Tanycytes have been shown in vivo to serve as a diet-responsive neurogenic niche. The targeted neurons in the hypothalamus are in the arcuate nucleus, the ventromedial nucleus, and the dorsomedial nucleus.The neurons contacted by the tanycyte processes include orexigenic, and anorexigenic neurons that control energy balance.

Studies suggests that tanycyte cells bridge the gap between the central nervous system (CNS) via cerebrospinal fluid (CSF) to the hypophyseal portal blood. Tanycytes provide a link that is both structural and functional between the CSF and the perivascular space of the hypophyseal portal vessels. Unlike regular ependymal cells there are tight junctions between them, and between their adjacent ependymal cells. There are also desmosomes present which together with the tight junctions provide structural support.

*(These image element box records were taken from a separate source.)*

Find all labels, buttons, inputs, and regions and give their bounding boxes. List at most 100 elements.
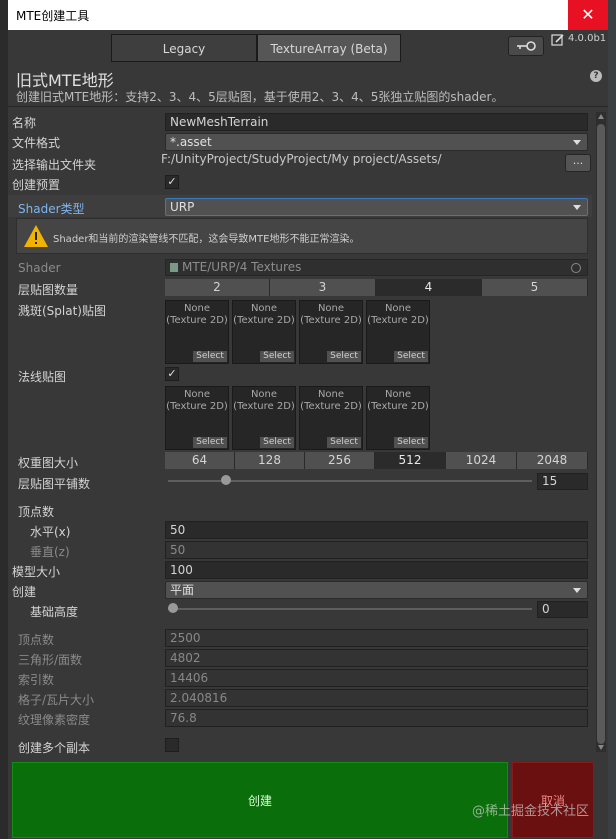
layer-count-option-5[interactable]: 5 xyxy=(482,279,588,296)
name-field[interactable]: NewMeshTerrain xyxy=(165,113,588,131)
slider-track xyxy=(168,608,532,610)
select-button[interactable]: Select xyxy=(193,437,227,448)
select-button[interactable]: Select xyxy=(260,351,294,362)
scrollbar[interactable] xyxy=(596,112,606,752)
window-title: MTE创建工具 xyxy=(16,9,90,23)
file-format-value: *.asset xyxy=(170,135,212,149)
file-format-label: 文件格式 xyxy=(12,136,61,150)
normal-map-checkbox[interactable]: ✓ xyxy=(165,367,179,381)
section-description: 创建旧式MTE地形：支持2、3、4、5层贴图，基于使用2、3、4、5张独立贴图的… xyxy=(16,90,504,104)
vertical-label: 垂直(z) xyxy=(30,545,70,559)
slot-text: None (Texture 2D) xyxy=(300,303,362,326)
scroll-up-icon[interactable] xyxy=(598,114,604,119)
model-size-label: 模型大小 xyxy=(12,565,61,579)
shader-type-dropdown[interactable]: URP xyxy=(165,198,588,216)
create-prefab-checkbox[interactable]: ✓ xyxy=(165,175,179,189)
weight-size-option-2048[interactable]: 2048 xyxy=(517,452,588,469)
weight-size-option-1024[interactable]: 1024 xyxy=(446,452,517,469)
select-button[interactable]: Select xyxy=(193,351,227,362)
stat-label: 格子/瓦片大小 xyxy=(18,693,95,707)
weight-size-selector: 64 128 256 512 1024 2048 xyxy=(165,452,588,469)
normal-slot[interactable]: None (Texture 2D) Select xyxy=(299,386,363,450)
warning-text: Shader和当前的渲染管线不匹配，这会导致MTE地形不能正常渲染。 xyxy=(53,234,360,245)
shader-field: MTE/URP/4 Textures xyxy=(165,259,588,276)
warning-icon xyxy=(24,225,48,247)
slider-knob[interactable] xyxy=(168,603,178,613)
create-button[interactable]: 创建 xyxy=(12,762,508,838)
multi-copy-checkbox[interactable] xyxy=(165,738,179,752)
splat-slot[interactable]: None (Texture 2D) Select xyxy=(232,300,296,364)
warning-box: Shader和当前的渲染管线不匹配，这会导致MTE地形不能正常渲染。 xyxy=(16,218,588,254)
layer-count-option-2[interactable]: 2 xyxy=(165,279,270,296)
tiling-label: 层贴图平铺数 xyxy=(18,477,91,491)
scrollbar-thumb[interactable] xyxy=(597,124,605,744)
horizontal-field[interactable]: 50 xyxy=(165,521,588,539)
slot-text: None (Texture 2D) xyxy=(166,303,228,326)
title-bar: MTE创建工具 ✕ xyxy=(8,0,608,30)
key-button[interactable] xyxy=(508,36,544,56)
tiling-slider[interactable] xyxy=(168,472,532,490)
normal-map-label: 法线贴图 xyxy=(18,370,67,384)
layer-count-option-3[interactable]: 3 xyxy=(270,279,376,296)
name-label: 名称 xyxy=(12,116,37,130)
stat-value: 76.8 xyxy=(165,709,588,727)
tab-bar: Legacy TextureArray (Beta) xyxy=(111,34,409,62)
model-size-field[interactable]: 100 xyxy=(165,561,588,579)
select-button[interactable]: Select xyxy=(394,437,428,448)
splat-slot[interactable]: None (Texture 2D) Select xyxy=(299,300,363,364)
stat-value: 4802 xyxy=(165,649,588,667)
vertex-count-label: 顶点数 xyxy=(18,505,55,519)
tab-texturearray[interactable]: TextureArray (Beta) xyxy=(257,34,401,62)
splat-slot[interactable]: None (Texture 2D) Select xyxy=(165,300,229,364)
shader-type-value: URP xyxy=(170,200,195,214)
slot-text: None (Texture 2D) xyxy=(300,389,362,412)
stat-label: 索引数 xyxy=(18,673,55,687)
key-icon xyxy=(517,41,536,51)
watermark: @稀土掘金技术社区 xyxy=(472,804,590,819)
close-button[interactable]: ✕ xyxy=(568,0,608,30)
create-mode-dropdown[interactable]: 平面 xyxy=(165,581,588,599)
browse-folder-button[interactable]: ... xyxy=(565,154,591,172)
edit-icon[interactable] xyxy=(551,33,565,47)
mte-window: MTE创建工具 ✕ Legacy TextureArray (Beta) 4.0… xyxy=(8,0,608,839)
normal-slot[interactable]: None (Texture 2D) Select xyxy=(366,386,430,450)
stat-label: 纹理像素密度 xyxy=(18,713,91,727)
chevron-down-icon xyxy=(573,205,581,210)
tab-legacy[interactable]: Legacy xyxy=(111,34,257,62)
splat-label: 溅斑(Splat)贴图 xyxy=(18,304,106,318)
object-picker-icon xyxy=(571,263,581,273)
help-icon[interactable]: ? xyxy=(590,70,602,82)
base-height-slider[interactable] xyxy=(168,600,532,618)
normal-slot[interactable]: None (Texture 2D) Select xyxy=(165,386,229,450)
weight-size-option-128[interactable]: 128 xyxy=(235,452,305,469)
select-button[interactable]: Select xyxy=(327,351,361,362)
horizontal-label: 水平(x) xyxy=(30,525,71,539)
background-left xyxy=(0,0,8,839)
weight-size-option-512[interactable]: 512 xyxy=(375,452,446,469)
stat-value: 2500 xyxy=(165,629,588,647)
stat-value: 2.040816 xyxy=(165,689,588,707)
splat-slot[interactable]: None (Texture 2D) Select xyxy=(366,300,430,364)
slot-text: None (Texture 2D) xyxy=(166,389,228,412)
create-mode-value: 平面 xyxy=(170,583,195,597)
layer-count-selector: 2 3 4 5 xyxy=(165,279,588,296)
scroll-down-icon[interactable] xyxy=(598,745,604,750)
shader-label: Shader xyxy=(18,261,61,275)
slot-text: None (Texture 2D) xyxy=(233,303,295,326)
weight-size-option-64[interactable]: 64 xyxy=(165,452,235,469)
weight-size-option-256[interactable]: 256 xyxy=(305,452,375,469)
layer-count-option-4[interactable]: 4 xyxy=(376,279,482,296)
file-format-dropdown[interactable]: *.asset xyxy=(165,133,588,151)
normal-slot[interactable]: None (Texture 2D) Select xyxy=(232,386,296,450)
select-button[interactable]: Select xyxy=(260,437,294,448)
chevron-down-icon xyxy=(573,588,581,593)
tiling-value[interactable]: 15 xyxy=(537,473,588,490)
base-height-value[interactable]: 0 xyxy=(537,601,588,618)
version-label: 4.0.0b1 xyxy=(568,33,607,44)
select-button[interactable]: Select xyxy=(327,437,361,448)
stat-value: 14406 xyxy=(165,669,588,687)
select-button[interactable]: Select xyxy=(394,351,428,362)
chevron-down-icon xyxy=(573,140,581,145)
shader-type-label: Shader类型 xyxy=(18,202,85,216)
slider-knob[interactable] xyxy=(221,475,232,485)
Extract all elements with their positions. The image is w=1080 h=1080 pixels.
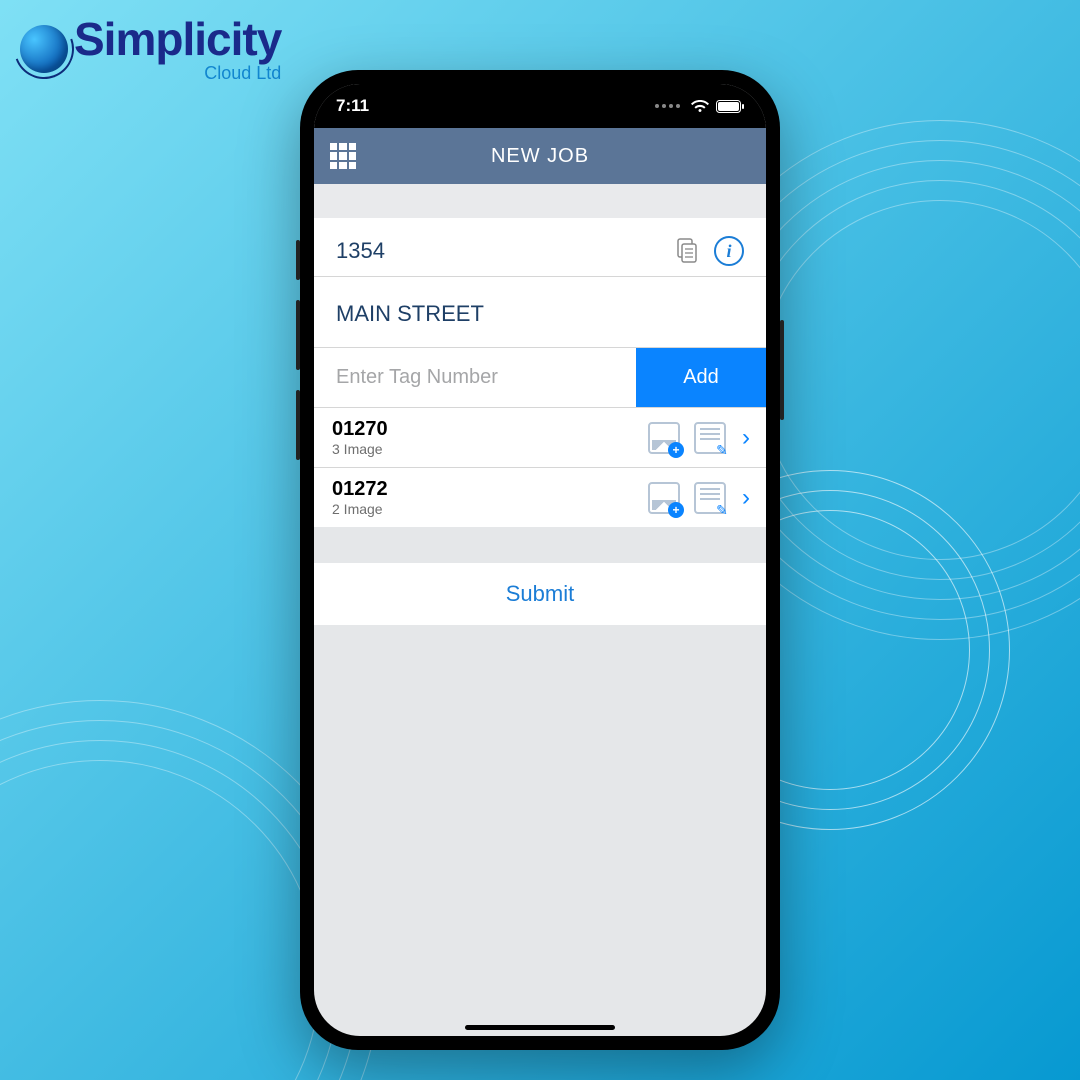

===Role in the release of gonadotropin-releasing hormone===
Researches in 2005 and 2010 found that tanycytes participate in the release of gonadotropin-releasing hormone (GnRH). GnRH is released by GnRH neurons located in the arcuate nucleus in the hypothalamus. These nerve fibers are concentrated in the region that exactly matches the distribution of β1 tanycytes. β1 and β2 tanycytes are found nearer the arcuate nucleus and the median eminence.